何それ。美味しそうなチョコだね。いいなぁ、一口もらっていい、佐久間?

あまりにも目を輝かせて言ったものだから早く視線をそらしたいという思いを兼ねつつ適当に手にした一粒手渡した。運悪く手にしたのがウイスキーボンボン。親戚からの土産だともらったチョコレートの詰め合わせの中に入っていたらしい。
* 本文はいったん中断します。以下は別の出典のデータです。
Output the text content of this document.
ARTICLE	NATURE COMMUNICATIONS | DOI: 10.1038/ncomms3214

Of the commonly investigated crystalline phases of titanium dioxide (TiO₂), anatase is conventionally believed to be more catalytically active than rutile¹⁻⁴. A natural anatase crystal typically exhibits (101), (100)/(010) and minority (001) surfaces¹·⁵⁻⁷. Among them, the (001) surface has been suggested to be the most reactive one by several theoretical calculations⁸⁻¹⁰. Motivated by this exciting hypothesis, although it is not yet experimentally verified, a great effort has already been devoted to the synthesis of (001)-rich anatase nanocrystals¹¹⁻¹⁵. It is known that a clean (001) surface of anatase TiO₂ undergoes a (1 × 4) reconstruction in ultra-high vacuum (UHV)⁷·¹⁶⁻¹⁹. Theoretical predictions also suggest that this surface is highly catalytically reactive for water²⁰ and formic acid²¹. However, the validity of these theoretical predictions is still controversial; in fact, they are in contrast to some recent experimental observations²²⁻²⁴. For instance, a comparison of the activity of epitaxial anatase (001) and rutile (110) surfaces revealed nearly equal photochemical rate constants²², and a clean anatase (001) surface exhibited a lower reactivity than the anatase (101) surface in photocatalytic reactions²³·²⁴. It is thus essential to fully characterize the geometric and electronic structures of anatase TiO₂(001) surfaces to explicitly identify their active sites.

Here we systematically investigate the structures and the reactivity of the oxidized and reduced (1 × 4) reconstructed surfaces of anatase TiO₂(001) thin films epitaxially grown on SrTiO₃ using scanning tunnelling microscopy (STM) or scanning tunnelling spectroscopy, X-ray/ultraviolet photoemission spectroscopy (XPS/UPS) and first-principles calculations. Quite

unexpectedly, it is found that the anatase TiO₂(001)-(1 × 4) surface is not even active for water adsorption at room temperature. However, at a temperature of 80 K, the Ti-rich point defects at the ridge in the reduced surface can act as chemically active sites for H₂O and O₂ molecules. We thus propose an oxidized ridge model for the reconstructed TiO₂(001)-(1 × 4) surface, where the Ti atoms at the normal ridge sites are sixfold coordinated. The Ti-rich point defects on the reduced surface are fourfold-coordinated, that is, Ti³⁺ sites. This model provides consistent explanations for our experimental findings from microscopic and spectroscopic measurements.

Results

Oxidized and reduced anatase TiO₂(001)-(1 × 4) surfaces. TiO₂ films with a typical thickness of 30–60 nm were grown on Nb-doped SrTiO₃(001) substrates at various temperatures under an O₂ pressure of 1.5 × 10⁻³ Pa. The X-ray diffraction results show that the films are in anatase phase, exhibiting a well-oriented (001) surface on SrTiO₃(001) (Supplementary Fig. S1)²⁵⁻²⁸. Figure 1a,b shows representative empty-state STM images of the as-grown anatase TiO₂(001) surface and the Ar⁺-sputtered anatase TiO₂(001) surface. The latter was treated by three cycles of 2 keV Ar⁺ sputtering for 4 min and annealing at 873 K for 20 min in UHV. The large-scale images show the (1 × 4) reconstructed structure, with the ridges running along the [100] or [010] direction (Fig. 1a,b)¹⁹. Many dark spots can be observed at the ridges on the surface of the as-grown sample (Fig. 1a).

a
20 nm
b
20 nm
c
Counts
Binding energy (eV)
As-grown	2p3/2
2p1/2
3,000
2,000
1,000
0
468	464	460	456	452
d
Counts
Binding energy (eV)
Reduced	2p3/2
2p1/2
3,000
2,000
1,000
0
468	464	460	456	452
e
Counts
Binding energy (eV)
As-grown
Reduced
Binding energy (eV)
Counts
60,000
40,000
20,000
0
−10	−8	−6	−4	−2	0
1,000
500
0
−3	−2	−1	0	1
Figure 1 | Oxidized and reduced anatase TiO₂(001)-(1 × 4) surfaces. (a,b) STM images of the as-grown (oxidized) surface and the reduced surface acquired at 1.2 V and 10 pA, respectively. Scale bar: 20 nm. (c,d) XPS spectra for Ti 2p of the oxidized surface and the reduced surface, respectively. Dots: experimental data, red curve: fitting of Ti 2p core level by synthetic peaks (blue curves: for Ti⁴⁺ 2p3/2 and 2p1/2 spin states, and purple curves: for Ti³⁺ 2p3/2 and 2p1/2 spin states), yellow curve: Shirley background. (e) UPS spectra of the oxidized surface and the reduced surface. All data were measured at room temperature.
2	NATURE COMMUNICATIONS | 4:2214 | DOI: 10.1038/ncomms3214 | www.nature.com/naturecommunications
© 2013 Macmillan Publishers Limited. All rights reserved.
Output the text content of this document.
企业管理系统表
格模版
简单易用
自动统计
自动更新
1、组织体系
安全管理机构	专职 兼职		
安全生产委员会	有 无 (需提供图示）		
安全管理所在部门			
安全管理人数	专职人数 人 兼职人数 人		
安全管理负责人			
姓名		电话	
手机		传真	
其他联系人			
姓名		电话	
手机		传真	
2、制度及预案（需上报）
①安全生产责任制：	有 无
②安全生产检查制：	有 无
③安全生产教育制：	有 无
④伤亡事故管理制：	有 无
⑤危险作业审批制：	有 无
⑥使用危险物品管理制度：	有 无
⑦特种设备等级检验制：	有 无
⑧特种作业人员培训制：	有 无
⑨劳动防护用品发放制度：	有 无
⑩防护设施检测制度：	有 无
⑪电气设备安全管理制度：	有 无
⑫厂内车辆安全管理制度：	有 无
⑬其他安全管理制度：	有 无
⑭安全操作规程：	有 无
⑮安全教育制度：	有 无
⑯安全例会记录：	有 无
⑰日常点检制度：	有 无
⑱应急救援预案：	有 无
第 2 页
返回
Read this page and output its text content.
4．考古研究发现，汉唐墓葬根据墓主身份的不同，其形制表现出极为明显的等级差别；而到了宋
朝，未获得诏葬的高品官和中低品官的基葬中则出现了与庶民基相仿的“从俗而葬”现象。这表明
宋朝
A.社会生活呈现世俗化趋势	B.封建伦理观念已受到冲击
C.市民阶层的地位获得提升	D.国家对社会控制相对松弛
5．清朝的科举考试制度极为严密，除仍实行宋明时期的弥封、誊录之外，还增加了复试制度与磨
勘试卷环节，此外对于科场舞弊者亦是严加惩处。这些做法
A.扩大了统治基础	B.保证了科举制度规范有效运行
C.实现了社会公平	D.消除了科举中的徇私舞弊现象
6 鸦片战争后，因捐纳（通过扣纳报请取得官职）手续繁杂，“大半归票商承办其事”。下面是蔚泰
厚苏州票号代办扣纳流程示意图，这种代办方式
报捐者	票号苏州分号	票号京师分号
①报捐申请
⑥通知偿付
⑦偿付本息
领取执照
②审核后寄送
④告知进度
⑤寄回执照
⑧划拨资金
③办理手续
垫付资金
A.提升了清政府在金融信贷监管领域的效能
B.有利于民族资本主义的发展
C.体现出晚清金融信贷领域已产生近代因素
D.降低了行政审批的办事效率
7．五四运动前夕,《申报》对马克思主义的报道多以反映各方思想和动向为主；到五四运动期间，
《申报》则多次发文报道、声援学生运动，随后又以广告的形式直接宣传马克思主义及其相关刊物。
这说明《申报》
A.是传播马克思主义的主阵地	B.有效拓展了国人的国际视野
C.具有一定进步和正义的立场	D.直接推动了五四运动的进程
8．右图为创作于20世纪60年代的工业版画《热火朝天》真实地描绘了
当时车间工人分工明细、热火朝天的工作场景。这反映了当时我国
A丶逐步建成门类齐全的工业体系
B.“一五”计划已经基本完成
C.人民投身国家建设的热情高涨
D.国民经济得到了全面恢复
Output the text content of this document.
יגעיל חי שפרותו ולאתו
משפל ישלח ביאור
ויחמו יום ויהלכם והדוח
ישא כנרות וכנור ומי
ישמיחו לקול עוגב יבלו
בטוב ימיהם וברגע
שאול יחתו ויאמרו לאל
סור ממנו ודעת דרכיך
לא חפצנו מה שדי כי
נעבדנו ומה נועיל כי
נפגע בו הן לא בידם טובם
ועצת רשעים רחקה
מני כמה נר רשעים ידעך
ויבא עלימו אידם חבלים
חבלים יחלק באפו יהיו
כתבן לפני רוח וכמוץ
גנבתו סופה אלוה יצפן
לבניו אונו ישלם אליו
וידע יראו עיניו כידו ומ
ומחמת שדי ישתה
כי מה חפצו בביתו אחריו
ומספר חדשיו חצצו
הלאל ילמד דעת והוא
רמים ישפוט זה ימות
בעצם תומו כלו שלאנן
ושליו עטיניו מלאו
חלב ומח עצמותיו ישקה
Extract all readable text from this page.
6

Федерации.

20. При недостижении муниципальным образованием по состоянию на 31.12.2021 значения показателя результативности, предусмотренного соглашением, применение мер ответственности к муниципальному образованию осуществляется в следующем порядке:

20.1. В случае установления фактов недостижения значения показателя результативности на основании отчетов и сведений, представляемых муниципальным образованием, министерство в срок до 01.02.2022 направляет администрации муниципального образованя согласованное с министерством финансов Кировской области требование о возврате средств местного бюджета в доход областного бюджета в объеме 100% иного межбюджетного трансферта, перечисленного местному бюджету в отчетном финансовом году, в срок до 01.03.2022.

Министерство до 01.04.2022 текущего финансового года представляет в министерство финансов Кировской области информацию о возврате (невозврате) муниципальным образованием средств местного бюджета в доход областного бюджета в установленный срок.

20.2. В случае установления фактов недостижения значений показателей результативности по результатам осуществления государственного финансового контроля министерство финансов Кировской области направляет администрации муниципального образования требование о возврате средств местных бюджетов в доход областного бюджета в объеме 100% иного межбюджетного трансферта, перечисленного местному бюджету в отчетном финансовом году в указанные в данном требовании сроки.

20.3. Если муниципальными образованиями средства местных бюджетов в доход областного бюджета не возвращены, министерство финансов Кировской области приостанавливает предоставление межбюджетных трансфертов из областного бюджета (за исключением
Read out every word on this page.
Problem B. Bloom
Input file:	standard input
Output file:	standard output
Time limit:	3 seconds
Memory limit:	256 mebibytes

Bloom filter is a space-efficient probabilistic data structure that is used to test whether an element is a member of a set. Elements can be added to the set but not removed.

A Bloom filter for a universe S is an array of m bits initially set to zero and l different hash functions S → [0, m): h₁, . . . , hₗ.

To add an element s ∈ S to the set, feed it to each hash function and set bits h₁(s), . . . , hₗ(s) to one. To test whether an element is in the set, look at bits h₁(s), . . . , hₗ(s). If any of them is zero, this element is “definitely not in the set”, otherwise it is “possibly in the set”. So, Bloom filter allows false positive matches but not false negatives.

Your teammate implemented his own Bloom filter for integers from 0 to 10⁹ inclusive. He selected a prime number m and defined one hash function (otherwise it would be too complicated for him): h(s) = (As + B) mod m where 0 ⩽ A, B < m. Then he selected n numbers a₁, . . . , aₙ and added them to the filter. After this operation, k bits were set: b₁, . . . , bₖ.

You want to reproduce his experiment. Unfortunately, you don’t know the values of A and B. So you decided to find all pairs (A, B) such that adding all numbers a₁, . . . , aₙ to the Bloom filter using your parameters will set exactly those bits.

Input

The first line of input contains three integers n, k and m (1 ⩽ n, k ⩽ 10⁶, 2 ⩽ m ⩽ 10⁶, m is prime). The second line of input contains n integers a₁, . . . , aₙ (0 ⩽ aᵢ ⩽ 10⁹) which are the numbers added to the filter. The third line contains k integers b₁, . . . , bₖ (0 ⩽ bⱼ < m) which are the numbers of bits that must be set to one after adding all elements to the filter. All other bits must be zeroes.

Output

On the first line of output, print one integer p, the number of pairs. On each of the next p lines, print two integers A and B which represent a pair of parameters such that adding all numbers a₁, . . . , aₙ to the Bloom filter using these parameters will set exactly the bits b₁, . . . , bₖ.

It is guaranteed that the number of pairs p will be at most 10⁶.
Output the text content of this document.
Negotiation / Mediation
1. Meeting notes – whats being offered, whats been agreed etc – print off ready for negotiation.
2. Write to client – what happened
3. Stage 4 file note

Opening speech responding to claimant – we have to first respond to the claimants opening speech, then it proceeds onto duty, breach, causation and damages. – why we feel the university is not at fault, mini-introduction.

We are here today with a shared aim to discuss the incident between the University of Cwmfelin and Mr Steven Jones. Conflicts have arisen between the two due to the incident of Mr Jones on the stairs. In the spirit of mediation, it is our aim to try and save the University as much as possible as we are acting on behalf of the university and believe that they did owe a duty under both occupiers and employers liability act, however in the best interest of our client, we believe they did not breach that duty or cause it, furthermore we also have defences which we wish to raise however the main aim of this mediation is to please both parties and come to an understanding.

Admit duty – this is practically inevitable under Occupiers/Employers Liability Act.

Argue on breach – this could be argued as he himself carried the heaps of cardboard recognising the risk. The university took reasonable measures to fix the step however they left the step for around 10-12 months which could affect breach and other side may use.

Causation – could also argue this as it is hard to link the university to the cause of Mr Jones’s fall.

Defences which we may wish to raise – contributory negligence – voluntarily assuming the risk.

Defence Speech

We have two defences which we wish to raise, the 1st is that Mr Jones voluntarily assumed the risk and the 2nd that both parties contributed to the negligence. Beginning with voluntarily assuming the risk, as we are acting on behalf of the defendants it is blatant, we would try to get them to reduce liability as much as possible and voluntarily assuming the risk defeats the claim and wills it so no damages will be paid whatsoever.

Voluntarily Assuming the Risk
「お、お前っ!まさか食べたのウイスキーボンボンか!?」

「っんぅ…ういすきぃぼんぼん…って、お酒入ってるヤツ…?」

まぁとりあえず。そう呂律の回っていない言葉を発した名前は寒気がするほどにっこりと笑って(まぁ可愛いと思うが)頬を紅潮させ、若干目を潤ませながら俺の顔にそっと近づいて。

「何す、っ、名前!!」

「えへへっ、佐久間も一緒に酔おうよぉ!」

こいつの口からは甘ったるいチョコの味と微かなアルコールの風味が漂った。あのな、理性持たなくなりそうだからお前から仕掛けてくんな、バカ!